一条達もそそくさと教室を出て行ってしまう。
そんな中、とんとん、と鞄にしまう為に教科書を整理しながら長谷川が呟いた。
「なんだったんだろ。」
「校長の事かい。」
長谷川はおや、と思い声の方を振り向く。大抵はこういうタイミングでこういう呟きだと反応してくれるのはカガミだったが、何故かサオトメが聞いてきたのだ。
「ああ。だって、チョーカーは何処行ったか見てたじゃないか、俺ら。」
「うん、そうだね。」
「でも、校長は持ってた。」
「うん、そうだね。」
相槌を打つサオトメは楽しそうだった。サオトメが楽しそうなのはいつもの事だけれどやはり長谷川には引っ掛かる。
「何か知ってるみたいだな。」
「うん、僕が、かい?」
それとなく近寄って来ていたユージやカガミの前でサオトメは続けた。
「だって、あのチョーカーを校長の机に置いたの、僕だもん。」
「どういう事だ?」
とっさにカガミが辺りを伺う。もう他の生徒達は自分達の事に夢中になっていて誰も長谷川達の会話は聞いていないようだった。
長谷川がサオトメを問い質す。
「まさか、一条の鞄からこっそり抜き取って校長の机の上に返したってのか?いつ?」
サオトメは笑顔を崩さない。
「ははは、そんな事出来ないよ。僕だって勝手にレディの持ち物を漁る程不躾でも無いしね。」
「でも、チョーカーは校長が、」
「あ!」
ぽん、と手を叩くユージ。何か閃いたらしい。
「そっか、美術室のニセモン!」
「正解。」
(なるほど。)
長谷川の中で話が繋がった。
(さっき校長が持ち物検査をしようとこの教室に来る直前、サオトメは美術室のフェイクを校長の机に置いたって事か。)

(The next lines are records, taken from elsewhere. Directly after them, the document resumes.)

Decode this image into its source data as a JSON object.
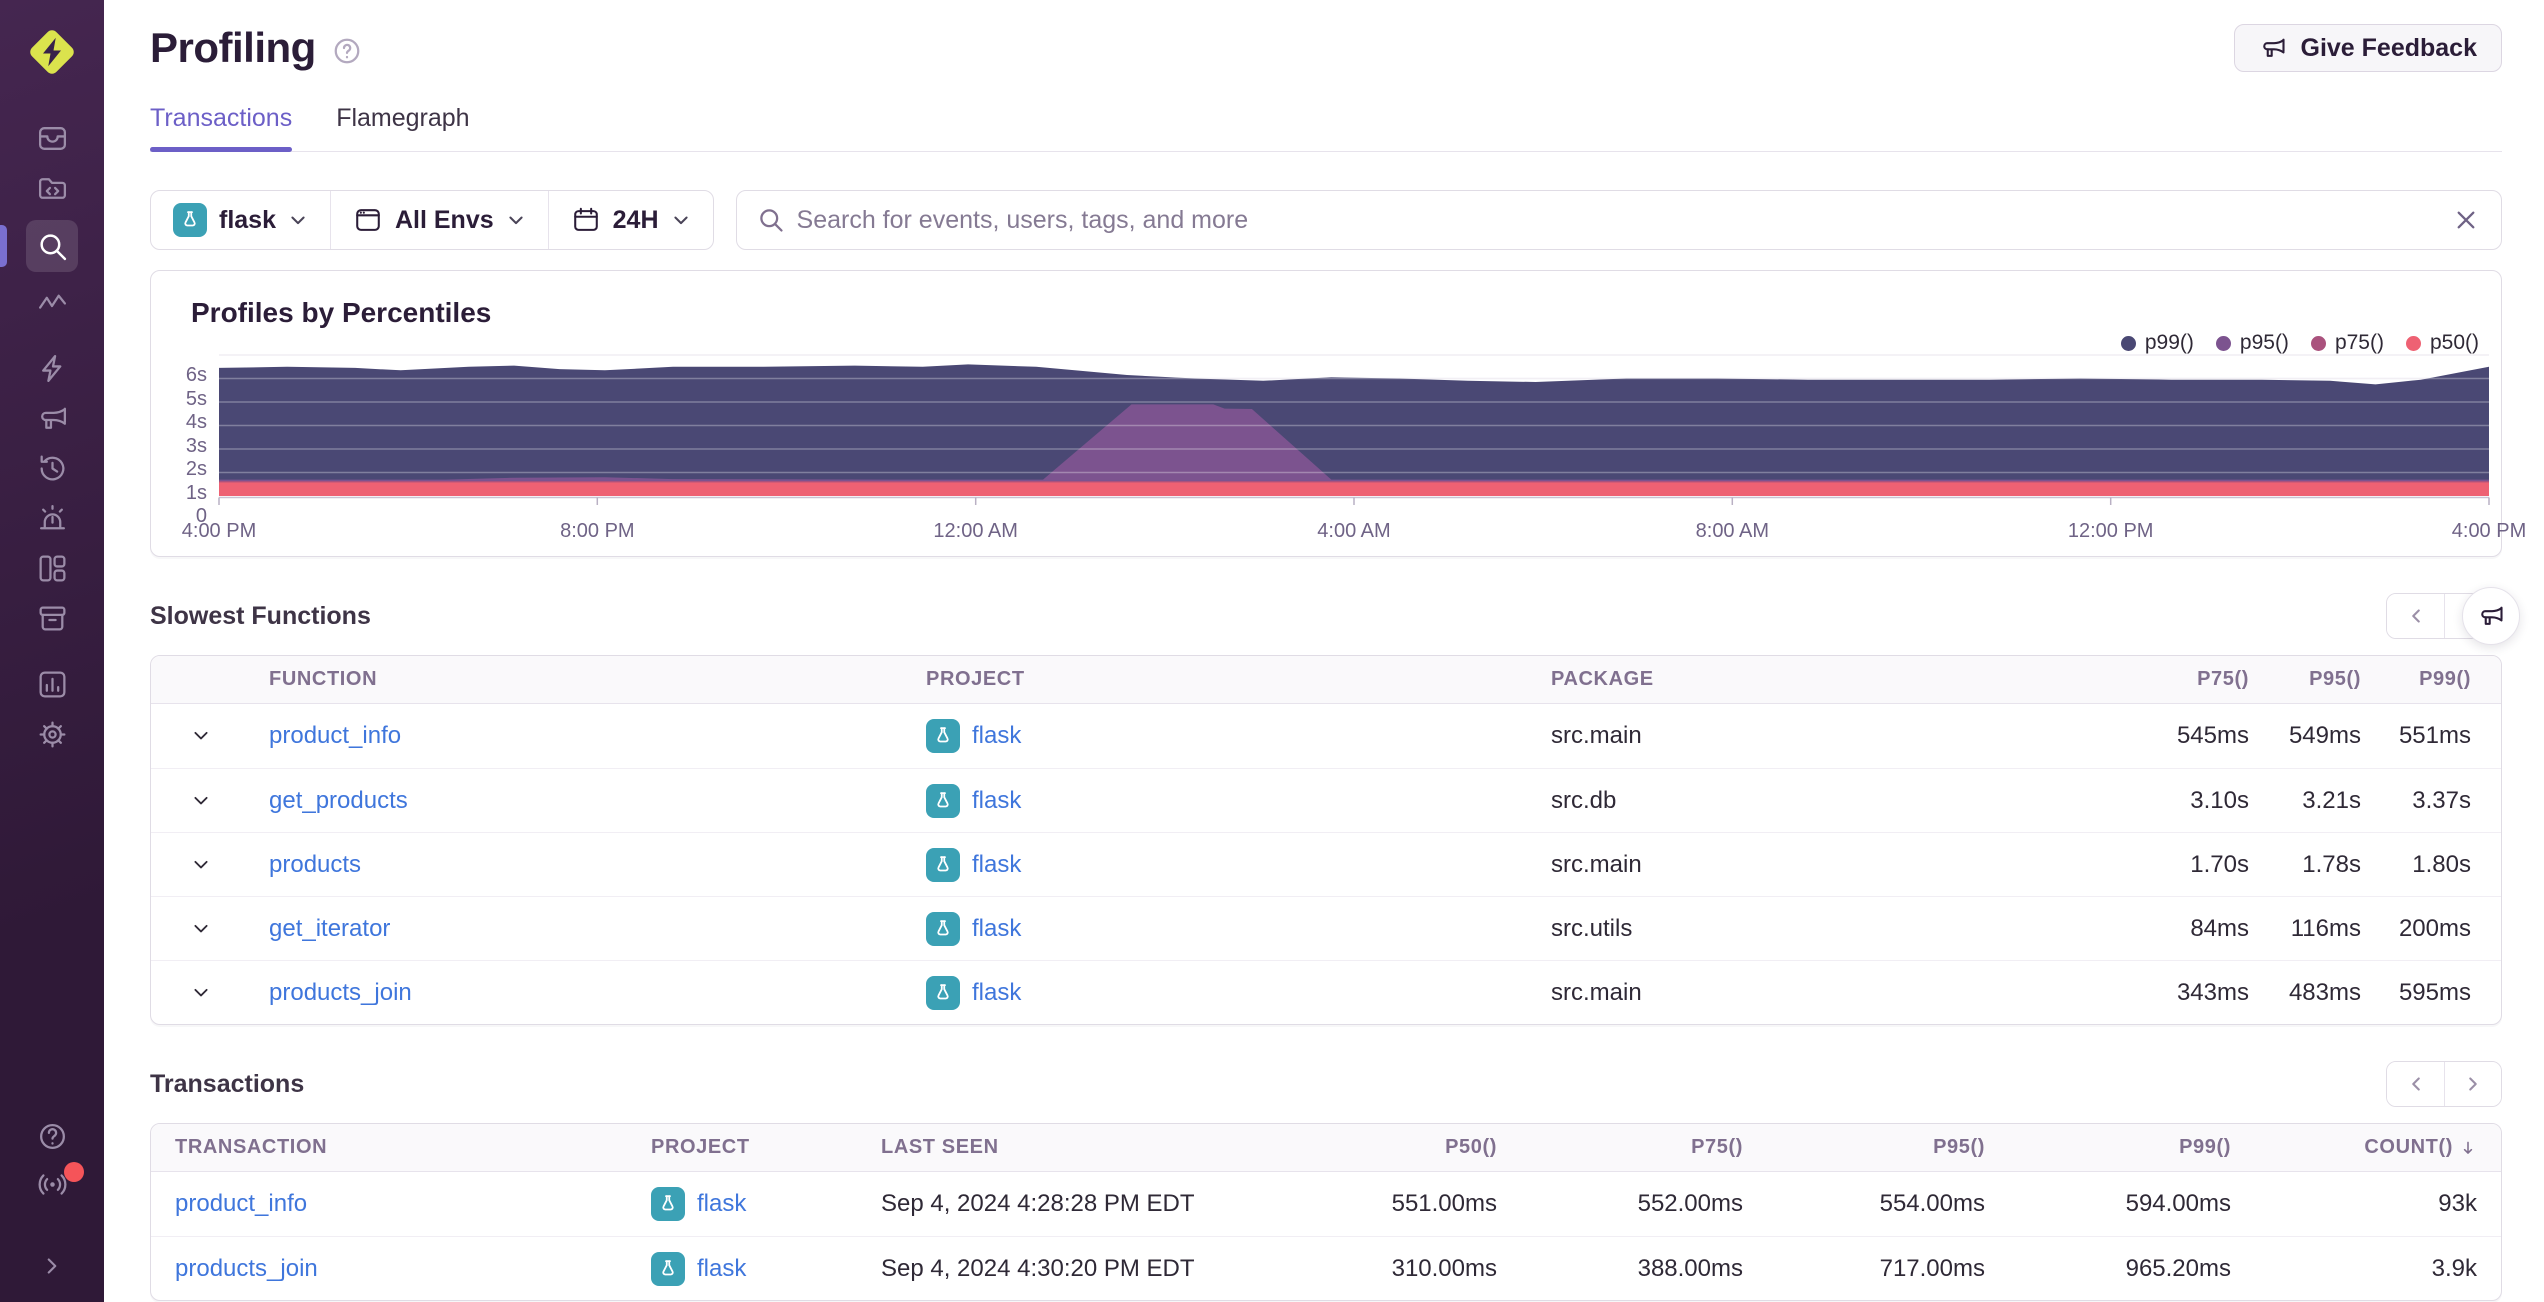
{
  "header": {
    "title": "Profiling",
    "feedback_button": "Give Feedback"
  },
  "tabs": [
    {
      "label": "Transactions",
      "active": true
    },
    {
      "label": "Flamegraph",
      "active": false
    }
  ],
  "filters": {
    "project": "flask",
    "environment": "All Envs",
    "date_range": "24H"
  },
  "search": {
    "placeholder": "Search for events, users, tags, and more"
  },
  "panel": {
    "title": "Profiles by Percentiles"
  },
  "chart_data": {
    "type": "area",
    "title": "Profiles by Percentiles",
    "x_window": "24 hours, 4:00 PM to 4:00 PM",
    "x_ticks": [
      "4:00 PM",
      "8:00 PM",
      "12:00 AM",
      "4:00 AM",
      "8:00 AM",
      "12:00 PM",
      "4:00 PM"
    ],
    "y_ticks": [
      "0",
      "1s",
      "2s",
      "3s",
      "4s",
      "5s",
      "6s"
    ],
    "ylim": [
      0,
      6.3
    ],
    "grid": true,
    "legend_position": "top-right",
    "series": [
      {
        "name": "p99()",
        "color": "#4a4874",
        "pattern": false,
        "points": [
          [
            0,
            5.45
          ],
          [
            0.03,
            5.5
          ],
          [
            0.06,
            5.45
          ],
          [
            0.08,
            5.35
          ],
          [
            0.11,
            5.5
          ],
          [
            0.13,
            5.55
          ],
          [
            0.15,
            5.4
          ],
          [
            0.17,
            5.35
          ],
          [
            0.2,
            5.5
          ],
          [
            0.24,
            5.5
          ],
          [
            0.28,
            5.55
          ],
          [
            0.31,
            5.5
          ],
          [
            0.33,
            5.6
          ],
          [
            0.36,
            5.5
          ],
          [
            0.4,
            5.15
          ],
          [
            0.43,
            5.0
          ],
          [
            0.46,
            4.9
          ],
          [
            0.49,
            5.05
          ],
          [
            0.52,
            5.0
          ],
          [
            0.55,
            4.9
          ],
          [
            0.58,
            4.85
          ],
          [
            0.62,
            5.0
          ],
          [
            0.66,
            5.0
          ],
          [
            0.7,
            4.95
          ],
          [
            0.74,
            4.95
          ],
          [
            0.78,
            4.95
          ],
          [
            0.82,
            5.0
          ],
          [
            0.86,
            4.95
          ],
          [
            0.9,
            4.95
          ],
          [
            0.93,
            4.9
          ],
          [
            0.95,
            4.75
          ],
          [
            0.97,
            4.95
          ],
          [
            1,
            5.5
          ]
        ]
      },
      {
        "name": "p95()",
        "color": "#7c538f",
        "pattern": false,
        "points": [
          [
            0,
            0.7
          ],
          [
            0.1,
            0.7
          ],
          [
            0.13,
            0.78
          ],
          [
            0.17,
            0.8
          ],
          [
            0.2,
            0.72
          ],
          [
            0.3,
            0.7
          ],
          [
            0.363,
            0.7
          ],
          [
            0.402,
            3.9
          ],
          [
            0.438,
            3.9
          ],
          [
            0.443,
            3.72
          ],
          [
            0.455,
            3.7
          ],
          [
            0.49,
            0.7
          ],
          [
            0.6,
            0.7
          ],
          [
            1,
            0.7
          ]
        ]
      },
      {
        "name": "p75()",
        "color": "#aa527d",
        "pattern": true,
        "points": [
          [
            0,
            0.64
          ],
          [
            1,
            0.64
          ]
        ]
      },
      {
        "name": "p50()",
        "color": "#ee6173",
        "pattern": false,
        "points": [
          [
            0,
            0.58
          ],
          [
            1,
            0.58
          ]
        ]
      }
    ]
  },
  "slowest_functions": {
    "heading": "Slowest Functions",
    "columns": [
      "FUNCTION",
      "PROJECT",
      "PACKAGE",
      "P75()",
      "P95()",
      "P99()"
    ],
    "rows": [
      {
        "function": "product_info",
        "project": "flask",
        "package": "src.main",
        "p75": "545ms",
        "p95": "549ms",
        "p99": "551ms"
      },
      {
        "function": "get_products",
        "project": "flask",
        "package": "src.db",
        "p75": "3.10s",
        "p95": "3.21s",
        "p99": "3.37s"
      },
      {
        "function": "products",
        "project": "flask",
        "package": "src.main",
        "p75": "1.70s",
        "p95": "1.78s",
        "p99": "1.80s"
      },
      {
        "function": "get_iterator",
        "project": "flask",
        "package": "src.utils",
        "p75": "84ms",
        "p95": "116ms",
        "p99": "200ms"
      },
      {
        "function": "products_join",
        "project": "flask",
        "package": "src.main",
        "p75": "343ms",
        "p95": "483ms",
        "p99": "595ms"
      }
    ]
  },
  "transactions": {
    "heading": "Transactions",
    "columns": [
      "TRANSACTION",
      "PROJECT",
      "LAST SEEN",
      "P50()",
      "P75()",
      "P95()",
      "P99()",
      "COUNT()"
    ],
    "sorted_by": "COUNT() descending",
    "rows": [
      {
        "transaction": "product_info",
        "project": "flask",
        "last_seen": "Sep 4, 2024 4:28:28 PM EDT",
        "p50": "551.00ms",
        "p75": "552.00ms",
        "p95": "554.00ms",
        "p99": "594.00ms",
        "count": "93k"
      },
      {
        "transaction": "products_join",
        "project": "flask",
        "last_seen": "Sep 4, 2024 4:30:20 PM EDT",
        "p50": "310.00ms",
        "p75": "388.00ms",
        "p95": "717.00ms",
        "p99": "965.20ms",
        "count": "3.9k"
      }
    ]
  },
  "sidebar": {
    "icons": [
      "sentry-logo",
      "issues",
      "projects",
      "explore-search (active)",
      "traces",
      "quick-start-lightning",
      "user-feedback-megaphone",
      "replays-history",
      "alerts-siren",
      "dashboards",
      "releases",
      "stats",
      "settings"
    ],
    "bottom_icons": [
      "help",
      "whats-new-broadcast (red badge)",
      "collapse-chevron"
    ]
  },
  "colors": {
    "accent": "#6c5fc7",
    "sidebar_top": "#452650",
    "sidebar_bottom": "#2f1937",
    "link": "#3f76dc",
    "project_teal": "#3ba1b5",
    "notification_red": "#f55459"
  }
}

一条に気を取られて気にはしていなかったが、確かにトイレと言ってサオトメは出て行っていた。
(しっかし、よくあの瞬間にあの短時間でそんな大それた事思い付いたな。それも、思い付いただけじゃない。実行までするなんて。)
「すごいな。」
素直な感想を長谷川が口にする。嫌味も何もない、純粋な賞賛の言葉。
見捨てろ、と、悪く言えばそう主張したカガミとユージとは真反対だ。
「んー。」
心なしかサオトメの笑顔が少し寂しいものに変わったように長谷川には思える。
「どうした?」
素直にその疑問をぶつけた長谷川にサオトメは意外な事を言い出した。
「んー。いや、ね。本当ならこういう事ってハセの得意分野だったかな、って。」
「どういう意味だ?」
座っていた人間はそれぞれ帰る為に立ち上がりながらも、お互いの真意を確かめようと目を走らせる。

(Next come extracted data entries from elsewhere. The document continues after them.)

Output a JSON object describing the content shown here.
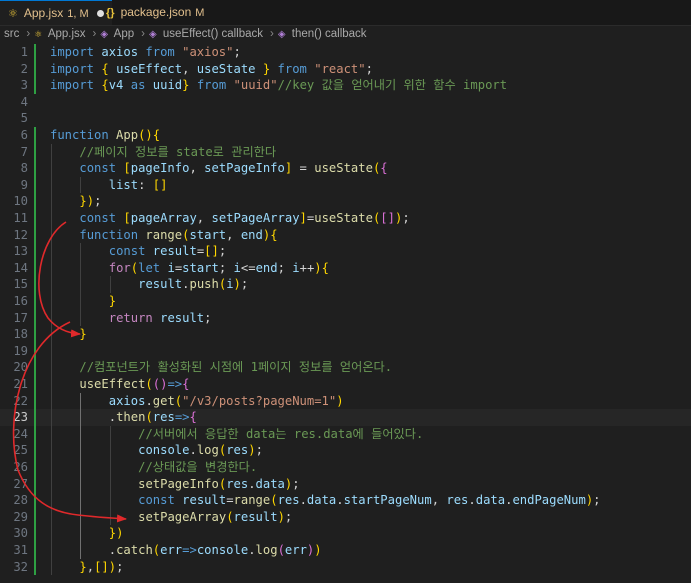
{
  "tabs": [
    {
      "label": "App.jsx",
      "status": "1, M",
      "active": true
    },
    {
      "label": "package.json",
      "status": "M",
      "active": false
    }
  ],
  "breadcrumb": [
    "src",
    "App.jsx",
    "App",
    "useEffect() callback",
    "then() callback"
  ],
  "colors": {
    "arrow": "#e0292b",
    "git_added": "#2ea043",
    "editor_bg": "#1f1f1f"
  },
  "editor": {
    "current_line": 23,
    "lines": [
      {
        "n": "1",
        "code": "import axios from \"axios\";"
      },
      {
        "n": "2",
        "code": "import { useEffect, useState } from \"react\";"
      },
      {
        "n": "3",
        "code": "import {v4 as uuid} from \"uuid\"//key 값을 얻어내기 위한 함수 import"
      },
      {
        "n": "4",
        "code": ""
      },
      {
        "n": "5",
        "code": ""
      },
      {
        "n": "6",
        "code": "function App(){"
      },
      {
        "n": "7",
        "code": "    //페이지 정보를 state로 관리한다"
      },
      {
        "n": "8",
        "code": "    const [pageInfo, setPageInfo] = useState({"
      },
      {
        "n": "9",
        "code": "        list: []"
      },
      {
        "n": "10",
        "code": "    });"
      },
      {
        "n": "11",
        "code": "    const [pageArray, setPageArray]=useState([]);"
      },
      {
        "n": "12",
        "code": "    function range(start, end){"
      },
      {
        "n": "13",
        "code": "        const result=[];"
      },
      {
        "n": "14",
        "code": "        for(let i=start; i<=end; i++){"
      },
      {
        "n": "15",
        "code": "            result.push(i);"
      },
      {
        "n": "16",
        "code": "        }"
      },
      {
        "n": "17",
        "code": "        return result;"
      },
      {
        "n": "18",
        "code": "    }"
      },
      {
        "n": "19",
        "code": ""
      },
      {
        "n": "20",
        "code": "    //컴포넌트가 활성화된 시점에 1페이지 정보를 얻어온다."
      },
      {
        "n": "21",
        "code": "    useEffect(()=>{"
      },
      {
        "n": "22",
        "code": "        axios.get(\"/v3/posts?pageNum=1\")"
      },
      {
        "n": "23",
        "code": "        .then(res=>{"
      },
      {
        "n": "24",
        "code": "            //서버에서 응답한 data는 res.data에 들어있다."
      },
      {
        "n": "25",
        "code": "            console.log(res);"
      },
      {
        "n": "26",
        "code": "            //상태값을 변경한다."
      },
      {
        "n": "27",
        "code": "            setPageInfo(res.data);"
      },
      {
        "n": "28",
        "code": "            const result=range(res.data.startPageNum, res.data.endPageNum);"
      },
      {
        "n": "29",
        "code": "            setPageArray(result);"
      },
      {
        "n": "30",
        "code": "        })"
      },
      {
        "n": "31",
        "code": "        .catch(err=>console.log(err))"
      },
      {
        "n": "32",
        "code": "    },[]);"
      }
    ]
  }
}
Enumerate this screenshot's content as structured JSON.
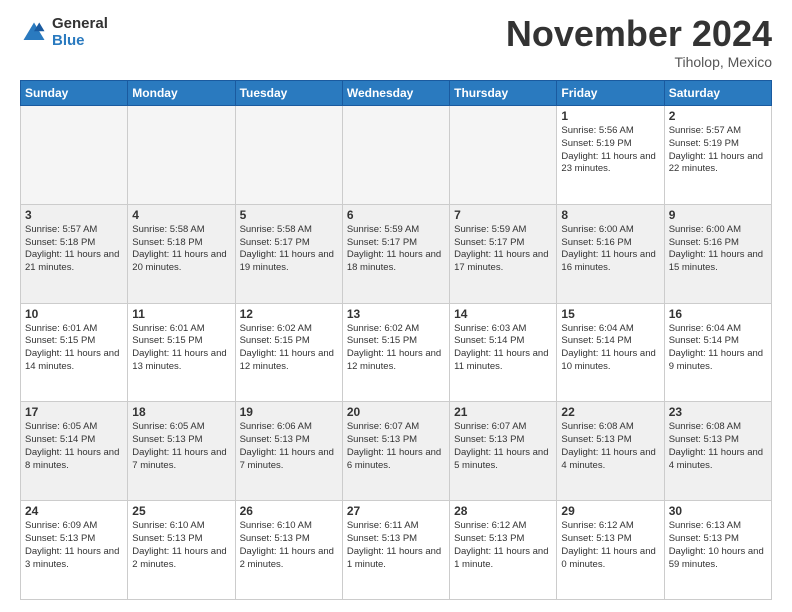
{
  "logo": {
    "general": "General",
    "blue": "Blue"
  },
  "title": "November 2024",
  "location": "Tiholop, Mexico",
  "days_of_week": [
    "Sunday",
    "Monday",
    "Tuesday",
    "Wednesday",
    "Thursday",
    "Friday",
    "Saturday"
  ],
  "weeks": [
    [
      {
        "day": "",
        "empty": true
      },
      {
        "day": "",
        "empty": true
      },
      {
        "day": "",
        "empty": true
      },
      {
        "day": "",
        "empty": true
      },
      {
        "day": "",
        "empty": true
      },
      {
        "day": "1",
        "sunrise": "5:56 AM",
        "sunset": "5:19 PM",
        "daylight": "11 hours and 23 minutes."
      },
      {
        "day": "2",
        "sunrise": "5:57 AM",
        "sunset": "5:19 PM",
        "daylight": "11 hours and 22 minutes."
      }
    ],
    [
      {
        "day": "3",
        "sunrise": "5:57 AM",
        "sunset": "5:18 PM",
        "daylight": "11 hours and 21 minutes."
      },
      {
        "day": "4",
        "sunrise": "5:58 AM",
        "sunset": "5:18 PM",
        "daylight": "11 hours and 20 minutes."
      },
      {
        "day": "5",
        "sunrise": "5:58 AM",
        "sunset": "5:17 PM",
        "daylight": "11 hours and 19 minutes."
      },
      {
        "day": "6",
        "sunrise": "5:59 AM",
        "sunset": "5:17 PM",
        "daylight": "11 hours and 18 minutes."
      },
      {
        "day": "7",
        "sunrise": "5:59 AM",
        "sunset": "5:17 PM",
        "daylight": "11 hours and 17 minutes."
      },
      {
        "day": "8",
        "sunrise": "6:00 AM",
        "sunset": "5:16 PM",
        "daylight": "11 hours and 16 minutes."
      },
      {
        "day": "9",
        "sunrise": "6:00 AM",
        "sunset": "5:16 PM",
        "daylight": "11 hours and 15 minutes."
      }
    ],
    [
      {
        "day": "10",
        "sunrise": "6:01 AM",
        "sunset": "5:15 PM",
        "daylight": "11 hours and 14 minutes."
      },
      {
        "day": "11",
        "sunrise": "6:01 AM",
        "sunset": "5:15 PM",
        "daylight": "11 hours and 13 minutes."
      },
      {
        "day": "12",
        "sunrise": "6:02 AM",
        "sunset": "5:15 PM",
        "daylight": "11 hours and 12 minutes."
      },
      {
        "day": "13",
        "sunrise": "6:02 AM",
        "sunset": "5:15 PM",
        "daylight": "11 hours and 12 minutes."
      },
      {
        "day": "14",
        "sunrise": "6:03 AM",
        "sunset": "5:14 PM",
        "daylight": "11 hours and 11 minutes."
      },
      {
        "day": "15",
        "sunrise": "6:04 AM",
        "sunset": "5:14 PM",
        "daylight": "11 hours and 10 minutes."
      },
      {
        "day": "16",
        "sunrise": "6:04 AM",
        "sunset": "5:14 PM",
        "daylight": "11 hours and 9 minutes."
      }
    ],
    [
      {
        "day": "17",
        "sunrise": "6:05 AM",
        "sunset": "5:14 PM",
        "daylight": "11 hours and 8 minutes."
      },
      {
        "day": "18",
        "sunrise": "6:05 AM",
        "sunset": "5:13 PM",
        "daylight": "11 hours and 7 minutes."
      },
      {
        "day": "19",
        "sunrise": "6:06 AM",
        "sunset": "5:13 PM",
        "daylight": "11 hours and 7 minutes."
      },
      {
        "day": "20",
        "sunrise": "6:07 AM",
        "sunset": "5:13 PM",
        "daylight": "11 hours and 6 minutes."
      },
      {
        "day": "21",
        "sunrise": "6:07 AM",
        "sunset": "5:13 PM",
        "daylight": "11 hours and 5 minutes."
      },
      {
        "day": "22",
        "sunrise": "6:08 AM",
        "sunset": "5:13 PM",
        "daylight": "11 hours and 4 minutes."
      },
      {
        "day": "23",
        "sunrise": "6:08 AM",
        "sunset": "5:13 PM",
        "daylight": "11 hours and 4 minutes."
      }
    ],
    [
      {
        "day": "24",
        "sunrise": "6:09 AM",
        "sunset": "5:13 PM",
        "daylight": "11 hours and 3 minutes."
      },
      {
        "day": "25",
        "sunrise": "6:10 AM",
        "sunset": "5:13 PM",
        "daylight": "11 hours and 2 minutes."
      },
      {
        "day": "26",
        "sunrise": "6:10 AM",
        "sunset": "5:13 PM",
        "daylight": "11 hours and 2 minutes."
      },
      {
        "day": "27",
        "sunrise": "6:11 AM",
        "sunset": "5:13 PM",
        "daylight": "11 hours and 1 minute."
      },
      {
        "day": "28",
        "sunrise": "6:12 AM",
        "sunset": "5:13 PM",
        "daylight": "11 hours and 1 minute."
      },
      {
        "day": "29",
        "sunrise": "6:12 AM",
        "sunset": "5:13 PM",
        "daylight": "11 hours and 0 minutes."
      },
      {
        "day": "30",
        "sunrise": "6:13 AM",
        "sunset": "5:13 PM",
        "daylight": "10 hours and 59 minutes."
      }
    ]
  ]
}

「そうだ、ハセ、僕数学の参考書欲しいんだ。ちょっと付き合ってよ。」
「ああ、それは構わないけど」
それならカガミの方が、と言おうとしてその口を紡ぐ長谷川。
サオトメが何か自分に言いたい事があるのがわかったし、それに、カガミも何か深刻そうな顔をしていたからだった。
二つ以上の表現を組み合わせる事が出来るようにならないといつまでたっても同じ説明口調になってしまいますね。少し小説にリズムを付ける事を意識しようと思います。